Она улыбнулась и прошла в комнату. Оттуда послышалось пшиканье, запахло духами.
Я опустила малышку на землю. Снова села на корточки. А она вдруг подняла у меня на животе кофту и ткнула пальцем мне в живот.
– Пу!
И снова засмеялась.
– Она у тебя пупок нашла, – сказал Андрюша, выйдя из кухни.
Я немного смутилась, потому что Андрюша увидел мой голый живот. Я втянула его как могла, но он всё равно нависал над поясом джинсов.
– Пу! Пу! – повторила Кьяра, тыкая меня в живот пальчиком.

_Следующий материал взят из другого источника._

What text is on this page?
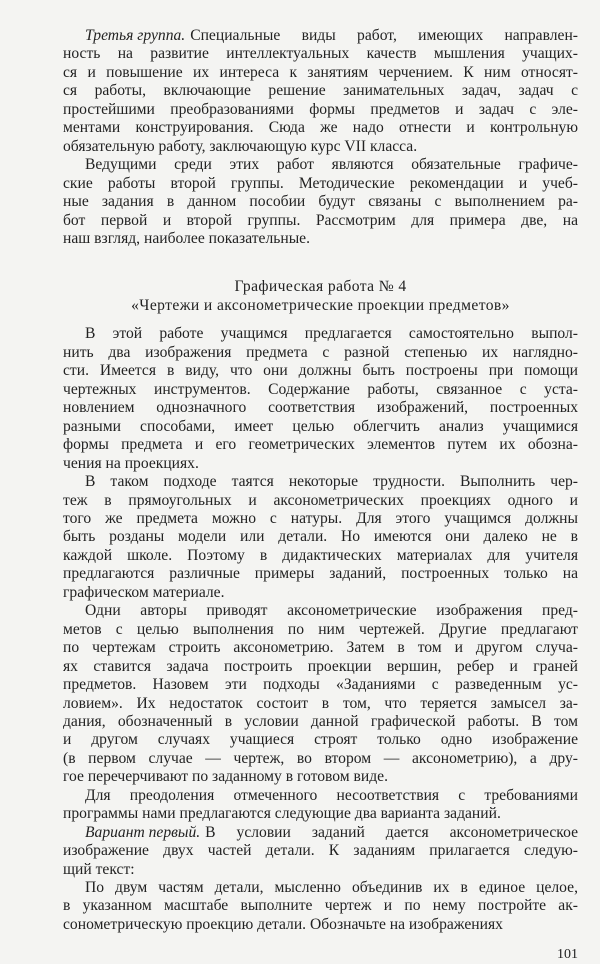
Третья группа. Специальные виды работ, имеющих направлен-
ность на развитие интеллектуальных качеств мышления учащих-
ся и повышение их интереса к занятиям черчением. К ним относят-
ся работы, включающие решение занимательных задач, задач с
простейшими преобразованиями формы предметов и задач с эле-
ментами конструирования. Сюда же надо отнести и контрольную
обязательную работу, заключающую курс VII класса.
Ведущими среди этих работ являются обязательные графиче-
ские работы второй группы. Методические рекомендации и учеб-
ные задания в данном пособии будут связаны с выполнением ра-
бот первой и второй группы. Рассмотрим для примера две, на
наш взгляд, наиболее показательные.
Графическая работа № 4
«Чертежи и аксонометрические проекции предметов»
В этой работе учащимся предлагается самостоятельно выпол-
нить два изображения предмета с разной степенью их наглядно-
сти. Имеется в виду, что они должны быть построены при помощи
чертежных инструментов. Содержание работы, связанное с уста-
новлением однозначного соответствия изображений, построенных
разными способами, имеет целью облегчить анализ учащимися
формы предмета и его геометрических элементов путем их обозна-
чения на проекциях.
В таком подходе таятся некоторые трудности. Выполнить чер-
теж в прямоугольных и аксонометрических проекциях одного и
того же предмета можно с натуры. Для этого учащимся должны
быть розданы модели или детали. Но имеются они далеко не в
каждой школе. Поэтому в дидактических материалах для учителя
предлагаются различные примеры заданий, построенных только на
графическом материале.
Одни авторы приводят аксонометрические изображения пред-
метов с целью выполнения по ним чертежей. Другие предлагают
по чертежам строить аксонометрию. Затем в том и другом случа-
ях ставится задача построить проекции вершин, ребер и граней
предметов. Назовем эти подходы «Заданиями с разведенным ус-
ловием». Их недостаток состоит в том, что теряется замысел за-
дания, обозначенный в условии данной графической работы. В том
и другом случаях учащиеся строят только одно изображение
(в первом случае — чертеж, во втором — аксонометрию), а дру-
гое перечерчивают по заданному в готовом виде.
Для преодоления отмеченного несоответствия с требованиями
программы нами предлагаются следующие два варианта заданий.
Вариант первый. В условии заданий дается аксонометрическое
изображение двух частей детали. К заданиям прилагается следую-
щий текст:
По двум частям детали, мысленно объединив их в единое целое,
в указанном масштабе выполните чертеж и по нему постройте ак-
сонометрическую проекцию детали. Обозначьте на изображениях
101
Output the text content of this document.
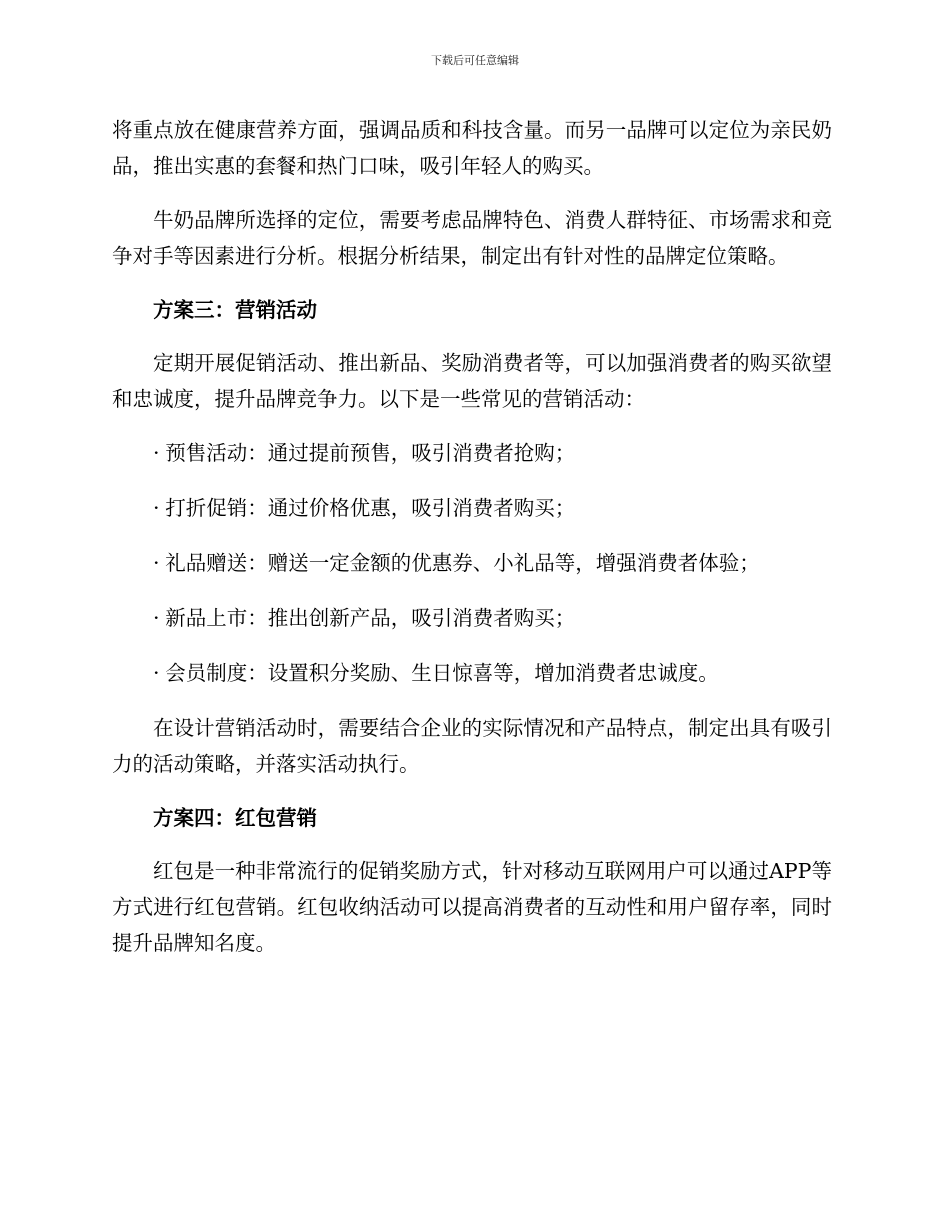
下载后可任意编辑

将重点放在健康营养方面，强调品质和科技含量。而另一品牌可以定位为亲民奶品，推出实惠的套餐和热门口味，吸引年轻人的购买。

牛奶品牌所选择的定位，需要考虑品牌特色、消费人群特征、市场需求和竞争对手等因素进行分析。根据分析结果，制定出有针对性的品牌定位策略。

方案三：营销活动

定期开展促销活动、推出新品、奖励消费者等，可以加强消费者的购买欲望和忠诚度，提升品牌竞争力。以下是一些常见的营销活动：

· 预售活动：通过提前预售，吸引消费者抢购；
· 打折促销：通过价格优惠，吸引消费者购买；
· 礼品赠送：赠送一定金额的优惠券、小礼品等，增强消费者体验；
· 新品上市：推出创新产品，吸引消费者购买；
· 会员制度：设置积分奖励、生日惊喜等，增加消费者忠诚度。

在设计营销活动时，需要结合企业的实际情况和产品特点，制定出具有吸引力的活动策略，并落实活动执行。

方案四：红包营销

红包是一种非常流行的促销奖励方式，针对移动互联网用户可以通过APP等方式进行红包营销。红包收纳活动可以提高消费者的互动性和用户留存率，同时提升品牌知名度。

И опять расхохоталась, показав неполный ряд ровных белых зубов.
И мне вдруг стало наплевать, видит Андрюша мой живот или нет. Лишь бы она и дальше вот так запрокидывала голову, лишь бы звенел золотыми бубенчиками её смех, от которого внутри всё становится легким, прозрачным и хочется лететь!